For me, I only closed the book on the issue after finding BetterDisplay [0]. Basically a 3rd party program that gives you complete control over resolution, display density, and a ton of other options on MacOS. It has a trial mode but it is well well worth the money. With that + the CLI tweak to set font smoothing to 0, the 4K experience on MacOS looks decent. You can even decrease the effective scale of the native screen past "More Space", so those of us with good eyes can actually take advantage of the screen real estate.
Also, if you're curious to explore this issue beyond my subjective thoughts here, these [1] [2] blog posts do a great job diving into what is so bad about MacOS scaling, why 4K 27" or 32" screens end up looking bad, and why 5K 27" look okay.
macOS will render at the next highest integer scale factor and then downscale to fit the resolution of your monitor instead of just rendering at the fractional scale in the first place
There are several scenarios where it clearly doesn't look that good, and where Windows objectively does a much better job.
Most people (and companies) aren't willing to spend $1600 on Apple's 5K monitor, so they get a good 27" UHD monitor instead, and they soon realize macOS either gives you pixel perfect rendering at a 2x scale factor which corresponds to a ridiculously small 1920x1080 viewport, or a blurry 2560x1440 equivalent.
The 2560x1440 equivalent looks tack sharp on macOS. It renders at 5120x2880 and scales it down to native, as I said it’s effectively supersampling. I used this for years and never experienced a blurry image. I now run a 5k2k monitor, also at a fractional scale and again it looks excellent.
Modern Linux DPI support is a nightmare. It's a shame, since if you just run and old-school software stack (X11; minimal window manager; xrandr to adjust DPI if you hotplug a monitor), then it has much nicer font rendering than Mac OS.

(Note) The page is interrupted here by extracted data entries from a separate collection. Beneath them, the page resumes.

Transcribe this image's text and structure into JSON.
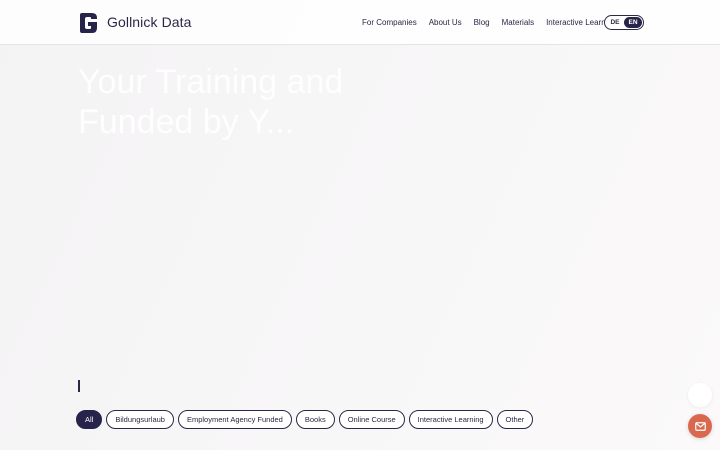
{
  "brand": {
    "name": "Gollnick Data",
    "logo": "g-logo-icon"
  },
  "nav": {
    "items": [
      {
        "label": "For Companies"
      },
      {
        "label": "About Us"
      },
      {
        "label": "Blog"
      },
      {
        "label": "Materials"
      },
      {
        "label": "Interactive Learning"
      }
    ]
  },
  "language": {
    "options": [
      "DE",
      "EN"
    ],
    "selected": "EN"
  },
  "hero": {
    "title": "Your Training and Funded by Y..."
  },
  "filters": {
    "selected": "All",
    "chips": [
      {
        "label": "All"
      },
      {
        "label": "Bildungsurlaub"
      },
      {
        "label": "Employment Agency Funded"
      },
      {
        "label": "Books"
      },
      {
        "label": "Online Course"
      },
      {
        "label": "Interactive Learning"
      },
      {
        "label": "Other"
      }
    ]
  },
  "contact": {
    "icon": "mail-icon"
  },
  "colors": {
    "primary": "#26244a",
    "accent": "#d9694e"
  }
}
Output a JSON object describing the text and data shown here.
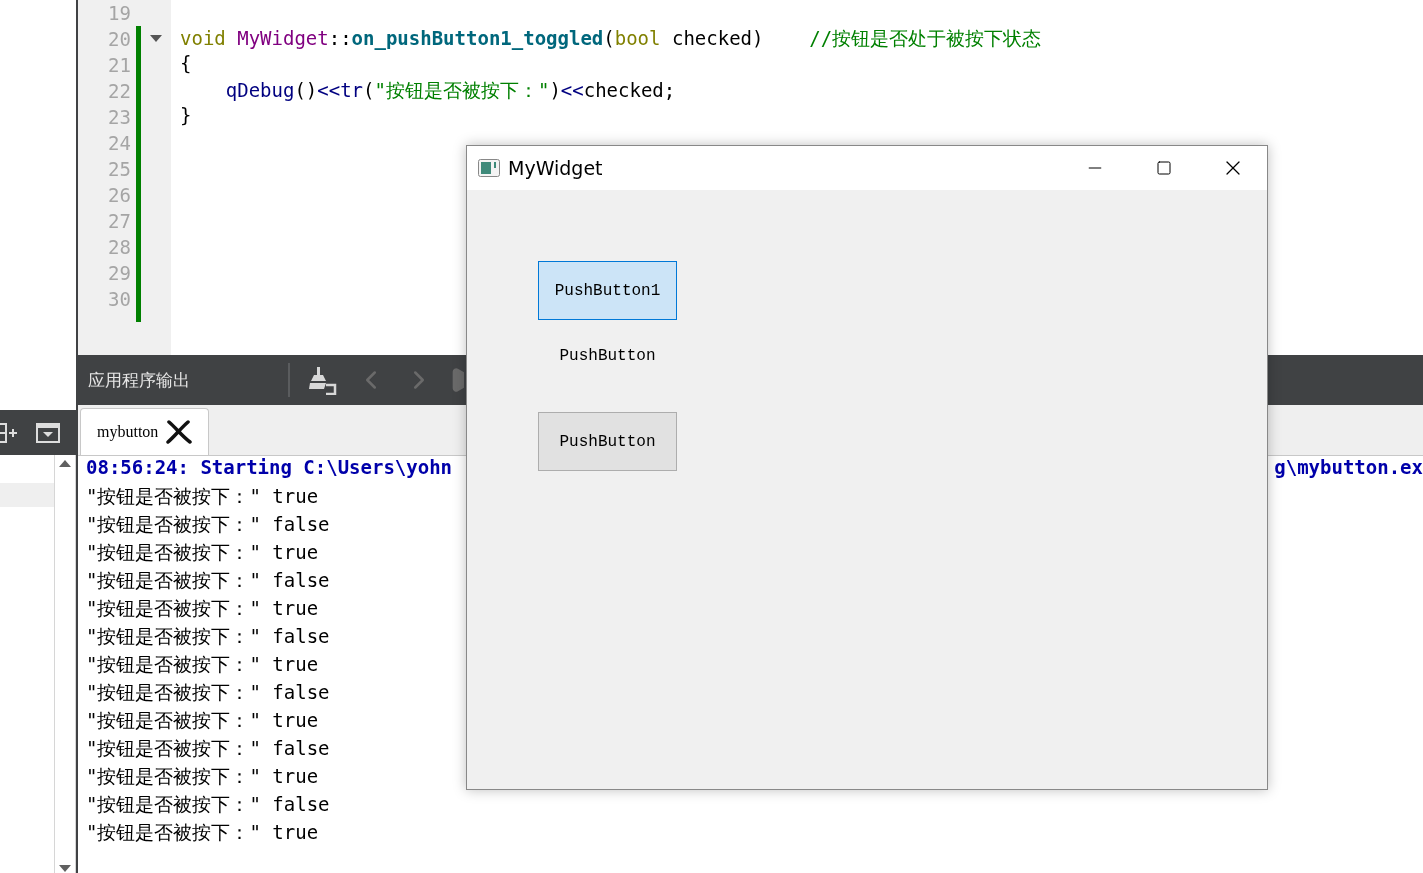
{
  "editor": {
    "lines": [
      {
        "number": "19"
      },
      {
        "number": "20",
        "folded": false,
        "tokens": [
          {
            "kind": "keyword",
            "text": "void "
          },
          {
            "kind": "type",
            "text": "MyWidget"
          },
          {
            "kind": "plain",
            "text": "::"
          },
          {
            "kind": "function",
            "text": "on_pushButton1_toggled"
          },
          {
            "kind": "plain",
            "text": "("
          },
          {
            "kind": "keyword",
            "text": "bool"
          },
          {
            "kind": "plain",
            "text": " checked)    "
          },
          {
            "kind": "comment",
            "text": "//按钮是否处于被按下状态"
          }
        ]
      },
      {
        "number": "21",
        "tokens": [
          {
            "kind": "plain",
            "text": "{"
          }
        ]
      },
      {
        "number": "22",
        "indented": true,
        "tokens": [
          {
            "kind": "call",
            "text": "qDebug"
          },
          {
            "kind": "plain",
            "text": "()"
          },
          {
            "kind": "operator",
            "text": "<<tr"
          },
          {
            "kind": "plain",
            "text": "("
          },
          {
            "kind": "string",
            "text": "\"按钮是否被按下：\""
          },
          {
            "kind": "plain",
            "text": ")"
          },
          {
            "kind": "operator",
            "text": "<<"
          },
          {
            "kind": "plain",
            "text": "checked;"
          }
        ]
      },
      {
        "number": "23",
        "tokens": [
          {
            "kind": "plain",
            "text": "}"
          }
        ]
      },
      {
        "number": "24"
      },
      {
        "number": "25"
      },
      {
        "number": "26"
      },
      {
        "number": "27"
      },
      {
        "number": "28"
      },
      {
        "number": "29"
      },
      {
        "number": "30"
      }
    ]
  },
  "side_list": {
    "items": [
      {
        "selected": true
      }
    ]
  },
  "output": {
    "title": "应用程序输出",
    "tabs": [
      {
        "label": "mybutton",
        "selected": true
      }
    ],
    "lines": [
      {
        "kind": "status",
        "text": "08:56:24: Starting C:\\Users\\yohn",
        "tail": "g\\mybutton.ex"
      },
      {
        "kind": "plain",
        "text": "\"按钮是否被按下：\" true"
      },
      {
        "kind": "plain",
        "text": "\"按钮是否被按下：\" false"
      },
      {
        "kind": "plain",
        "text": "\"按钮是否被按下：\" true"
      },
      {
        "kind": "plain",
        "text": "\"按钮是否被按下：\" false"
      },
      {
        "kind": "plain",
        "text": "\"按钮是否被按下：\" true"
      },
      {
        "kind": "plain",
        "text": "\"按钮是否被按下：\" false"
      },
      {
        "kind": "plain",
        "text": "\"按钮是否被按下：\" true"
      },
      {
        "kind": "plain",
        "text": "\"按钮是否被按下：\" false"
      },
      {
        "kind": "plain",
        "text": "\"按钮是否被按下：\" true"
      },
      {
        "kind": "plain",
        "text": "\"按钮是否被按下：\" false"
      },
      {
        "kind": "plain",
        "text": "\"按钮是否被按下：\" true"
      },
      {
        "kind": "plain",
        "text": "\"按钮是否被按下：\" false"
      },
      {
        "kind": "plain",
        "text": "\"按钮是否被按下：\" true"
      }
    ]
  },
  "window": {
    "title": "MyWidget",
    "widgets": [
      {
        "kind": "button",
        "label": "PushButton1",
        "checked": true
      },
      {
        "kind": "label",
        "text": "PushButton"
      },
      {
        "kind": "button",
        "label": "PushButton",
        "checked": false
      }
    ]
  }
}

This is particularly frustrating since I've been using high DPI displays since the CRT days. Everything horribly regressed about a decade ago, and still isn't back to 1999 standards.
IDK, high DPI worked fine for me under Linux. I just set the desired DPI in Xfce settings, and everything scales properly. (Except Firefox, which has its own DPI setting! But it works equally painlessly.)

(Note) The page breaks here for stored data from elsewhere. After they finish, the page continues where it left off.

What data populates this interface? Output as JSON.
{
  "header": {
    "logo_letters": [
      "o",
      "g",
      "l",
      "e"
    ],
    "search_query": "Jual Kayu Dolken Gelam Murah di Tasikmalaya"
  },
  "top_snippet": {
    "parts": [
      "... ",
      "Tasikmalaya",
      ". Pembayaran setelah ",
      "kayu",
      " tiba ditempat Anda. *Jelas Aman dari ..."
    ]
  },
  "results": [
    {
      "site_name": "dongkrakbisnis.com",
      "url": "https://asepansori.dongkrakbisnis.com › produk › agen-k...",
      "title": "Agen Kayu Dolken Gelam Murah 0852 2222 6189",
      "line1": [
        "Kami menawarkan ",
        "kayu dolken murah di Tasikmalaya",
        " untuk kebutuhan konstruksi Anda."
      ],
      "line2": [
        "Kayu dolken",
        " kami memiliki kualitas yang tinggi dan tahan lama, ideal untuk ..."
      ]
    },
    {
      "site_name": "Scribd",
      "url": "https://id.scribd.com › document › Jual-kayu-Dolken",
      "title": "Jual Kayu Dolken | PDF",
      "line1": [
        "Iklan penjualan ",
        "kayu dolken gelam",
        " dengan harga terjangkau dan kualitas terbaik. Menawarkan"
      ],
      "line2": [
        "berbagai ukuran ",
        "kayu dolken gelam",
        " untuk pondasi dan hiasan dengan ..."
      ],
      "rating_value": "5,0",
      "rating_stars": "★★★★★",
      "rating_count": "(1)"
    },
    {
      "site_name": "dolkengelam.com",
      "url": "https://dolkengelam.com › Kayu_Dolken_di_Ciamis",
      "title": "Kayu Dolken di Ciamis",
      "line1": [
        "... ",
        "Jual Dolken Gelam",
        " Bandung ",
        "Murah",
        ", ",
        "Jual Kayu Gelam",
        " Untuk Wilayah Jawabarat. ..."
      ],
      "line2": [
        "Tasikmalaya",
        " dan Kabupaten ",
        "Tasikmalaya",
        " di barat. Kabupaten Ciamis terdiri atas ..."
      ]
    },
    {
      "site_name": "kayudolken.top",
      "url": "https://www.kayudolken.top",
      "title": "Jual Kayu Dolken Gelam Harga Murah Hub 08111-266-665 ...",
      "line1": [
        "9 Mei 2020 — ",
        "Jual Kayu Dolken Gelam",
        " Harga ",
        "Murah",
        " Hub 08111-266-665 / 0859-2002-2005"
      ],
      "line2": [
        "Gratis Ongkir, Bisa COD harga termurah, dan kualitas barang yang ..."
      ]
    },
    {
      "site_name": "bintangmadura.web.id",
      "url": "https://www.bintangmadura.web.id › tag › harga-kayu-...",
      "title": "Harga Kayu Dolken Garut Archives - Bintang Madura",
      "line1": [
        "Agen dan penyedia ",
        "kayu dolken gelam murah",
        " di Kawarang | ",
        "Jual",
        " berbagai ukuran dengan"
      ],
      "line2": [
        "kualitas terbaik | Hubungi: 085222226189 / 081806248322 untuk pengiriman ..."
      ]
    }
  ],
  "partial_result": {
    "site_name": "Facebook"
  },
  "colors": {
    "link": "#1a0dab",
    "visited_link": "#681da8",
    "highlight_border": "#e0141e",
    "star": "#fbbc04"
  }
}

Where things go haywire is mixed resolution. It's best avoided :-\ Hence now I have a 28" 4k external screen which is exactly like four 14" FHD screens of my laptop, so the DPI stays strictly the same.
I'm actually not sure what your complaint is at this point. I've long been using 3 mixed dpi displays on windows 10 for gaming as well as normal desktop stuff. Any relatively modern software scales fine to high dpi. Some old software using old APIs has to be upscaled by the OS and is blurry, but that's stuff like... Winamp.
I guess you've not used VMWare, VirtualBox, DaVinci Resolve or most anything written in Java. There's more, but that's off the top of my head. There's plenty of software out there with unusably small text/displays even with just one display.
At high DPI the difference in font rendering between ClearType, Freetype and macOS diminish greatly, it's mostly a matter of taste, and at least Microsoft hasn't crippled low DPI rendering in recent Windows versions like Apple did with macOS.
I'd guess gaming is at least partially responsible. For anything more than 2k you need a high end/expensive video card, which just aren't that common. Just look at the steam stats right now.. 62% of users have 1080p.